Rick Rubin once set this homework for an artist he was working who had writers block. He told them to go home and that night, ‘Just one write one word for one line of a song’. Matt Mullenweg lost weight by telling himself to do ‘one pushup a day’.

So why does this work? Setting ridiculously small goals makes you not only feel good when you’ve done it, but a lot of the time, the momentum just keeps you going further.

William Yeats said, “I am a very slow writer. I have never done more than five or six good lines in a day.” So you can imagine how many bad ones there were. And at that rate, Mason Currey says, a lyric poem of about eighty lines would take him about 3 months to finish.

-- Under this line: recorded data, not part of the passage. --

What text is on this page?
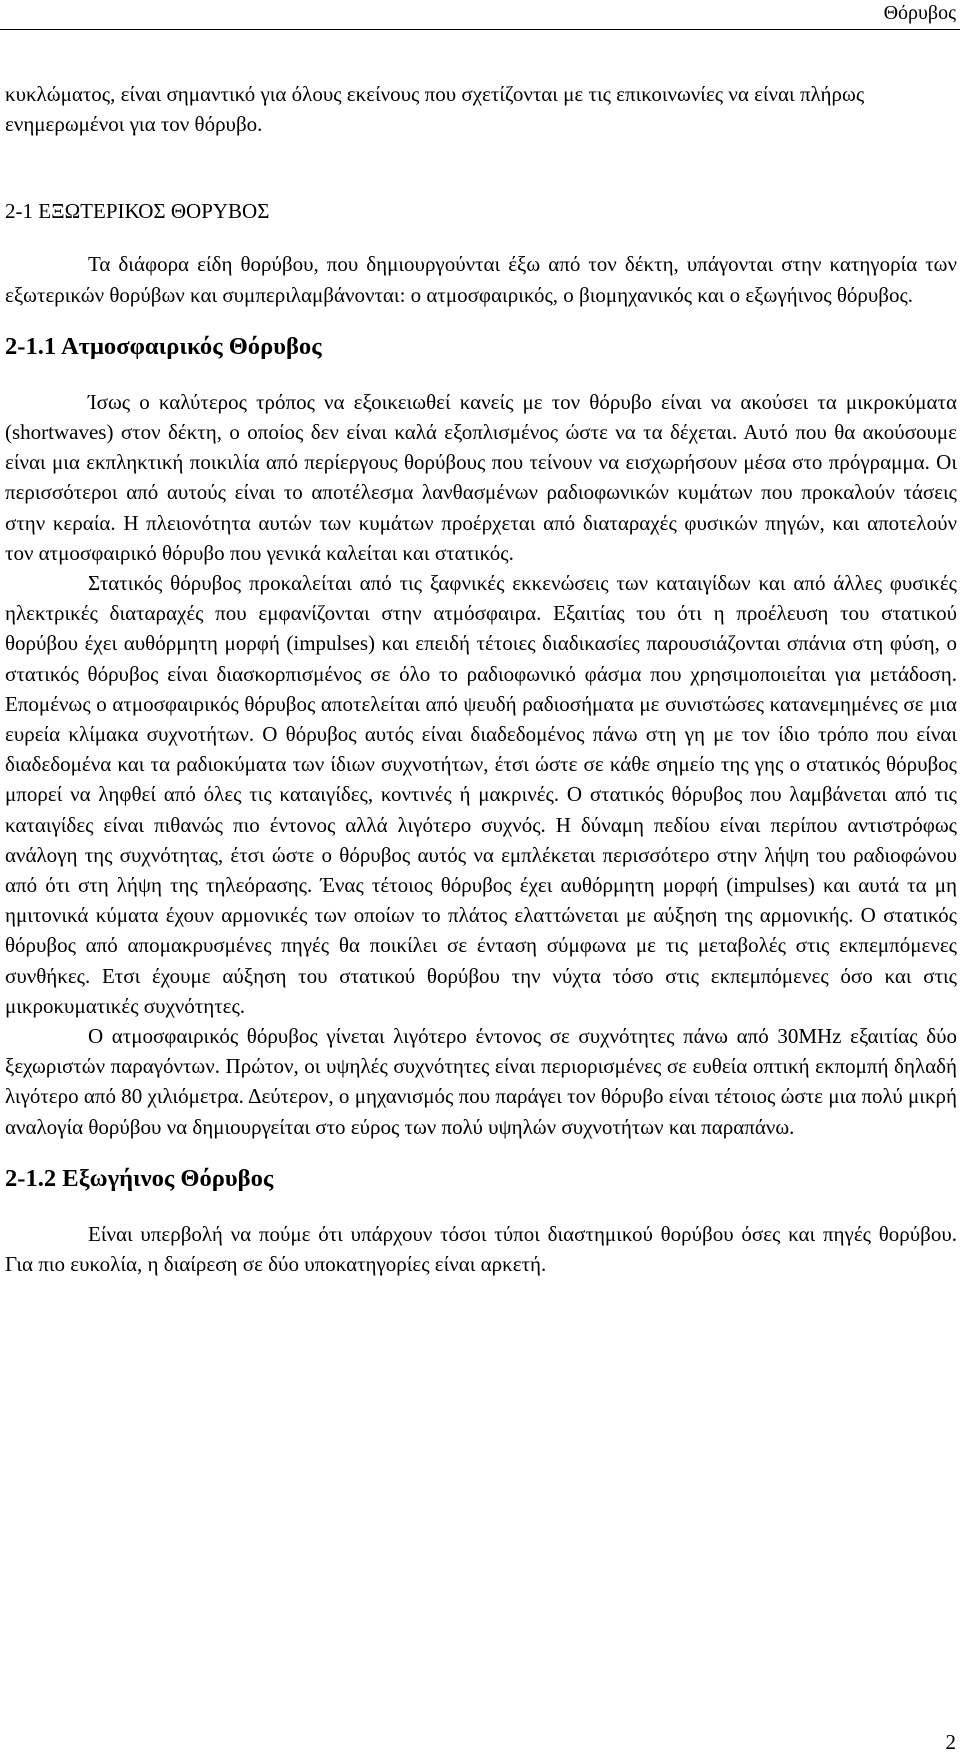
Θόρυβος

κυκλώματος, είναι σημαντικό για όλους εκείνους που σχετίζονται με τις επικοινωνίες να είναι πλήρως ενημερωμένοι για τον θόρυβο.

2-1 ΕΞΩΤΕΡΙΚΟΣ ΘΟΡΥΒΟΣ

Τα διάφορα είδη θορύβου, που δημιουργούνται έξω από τον δέκτη, υπάγονται στην κατηγορία των εξωτερικών θορύβων και συμπεριλαμβάνονται: ο ατμοσφαιρικός, ο βιομηχανικός και ο εξωγήινος θόρυβος.

2-1.1 Ατμοσφαιρικός Θόρυβος

Ίσως ο καλύτερος τρόπος να εξοικειωθεί κανείς με τον θόρυβο είναι να ακούσει τα μικροκύματα (shortwaves) στον δέκτη, ο οποίος δεν είναι καλά εξοπλισμένος ώστε να τα δέχεται. Αυτό που θα ακούσουμε είναι μια εκπληκτική ποικιλία από περίεργους θορύβους που τείνουν να εισχωρήσουν μέσα στο πρόγραμμα. Οι περισσότεροι από αυτούς είναι το αποτέλεσμα λανθασμένων ραδιοφωνικών κυμάτων που προκαλούν τάσεις στην κεραία. Η πλειονότητα αυτών των κυμάτων προέρχεται από διαταραχές φυσικών πηγών, και αποτελούν τον ατμοσφαιρικό θόρυβο που γενικά καλείται και στατικός.

Στατικός θόρυβος προκαλείται από τις ξαφνικές εκκενώσεις των καταιγίδων και από άλλες φυσικές ηλεκτρικές διαταραχές που εμφανίζονται στην ατμόσφαιρα. Εξαιτίας του ότι η προέλευση του στατικού θορύβου έχει αυθόρμητη μορφή (impulses) και επειδή τέτοιες διαδικασίες παρουσιάζονται σπάνια στη φύση, ο στατικός θόρυβος είναι διασκορπισμένος σε όλο το ραδιοφωνικό φάσμα που χρησιμοποιείται για μετάδοση. Επομένως ο ατμοσφαιρικός θόρυβος αποτελείται από ψευδή ραδιοσήματα με συνιστώσες κατανεμημένες σε μια ευρεία κλίμακα συχνοτήτων. Ο θόρυβος αυτός είναι διαδεδομένος πάνω στη γη με τον ίδιο τρόπο που είναι διαδεδομένα και τα ραδιοκύματα των ίδιων συχνοτήτων, έτσι ώστε σε κάθε σημείο της γης ο στατικός θόρυβος μπορεί να ληφθεί από όλες τις καταιγίδες, κοντινές ή μακρινές. Ο στατικός θόρυβος που λαμβάνεται από τις καταιγίδες είναι πιθανώς πιο έντονος αλλά λιγότερο συχνός. Η δύναμη πεδίου είναι περίπου αντιστρόφως ανάλογη της συχνότητας, έτσι ώστε ο θόρυβος αυτός να εμπλέκεται περισσότερο στην λήψη του ραδιοφώνου από ότι στη λήψη της τηλεόρασης. Ένας τέτοιος θόρυβος έχει αυθόρμητη μορφή (impulses) και αυτά τα μη ημιτονικά κύματα έχουν αρμονικές των οποίων το πλάτος ελαττώνεται με αύξηση της αρμονικής. Ο στατικός θόρυβος από απομακρυσμένες πηγές θα ποικίλει σε ένταση σύμφωνα με τις μεταβολές στις εκπεμπόμενες συνθήκες. Ετσι έχουμε αύξηση του στατικού θορύβου την νύχτα τόσο στις εκπεμπόμενες όσο και στις μικροκυματικές συχνότητες.

Ο ατμοσφαιρικός θόρυβος γίνεται λιγότερο έντονος σε συχνότητες πάνω από 30MHz εξαιτίας δύο ξεχωριστών παραγόντων. Πρώτον, οι υψηλές συχνότητες είναι περιορισμένες σε ευθεία οπτική εκπομπή δηλαδή λιγότερο από 80 χιλιόμετρα. Δεύτερον, ο μηχανισμός που παράγει τον θόρυβο είναι τέτοιος ώστε μια πολύ μικρή αναλογία θορύβου να δημιουργείται στο εύρος των πολύ υψηλών συχνοτήτων και παραπάνω.

2-1.2 Εξωγήινος Θόρυβος

Είναι υπερβολή να πούμε ότι υπάρχουν τόσοι τύποι διαστημικού θορύβου όσες και πηγές θορύβου. Για πιο ευκολία, η διαίρεση σε δύο υποκατηγορίες είναι αρκετή.

2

When Joshua Spodek was setting up his blog 5 years ago, he asked a friend, ‘How often do you blog?’ and he told him, ‘If you miss one day, you can miss two. If you can miss two, it’s all over. Every day.’ And he hasn’t missed a day since. (He also set out, together with a friend, to do 10 burpees a day for 30 days, and 2,192 days later, he also hasn’t missed a day of that.)

On the latest episode of Write with Impact, Spodek also talks about how people always tell him he has such great discipline to write every day. But he doesn’t see it that way. It’s not the discipline that makes him write, it’s the writing that gives him discipline.

I’m going to write a post for this everyday. And hell if I know what I’m going to write about. But I’ll just write.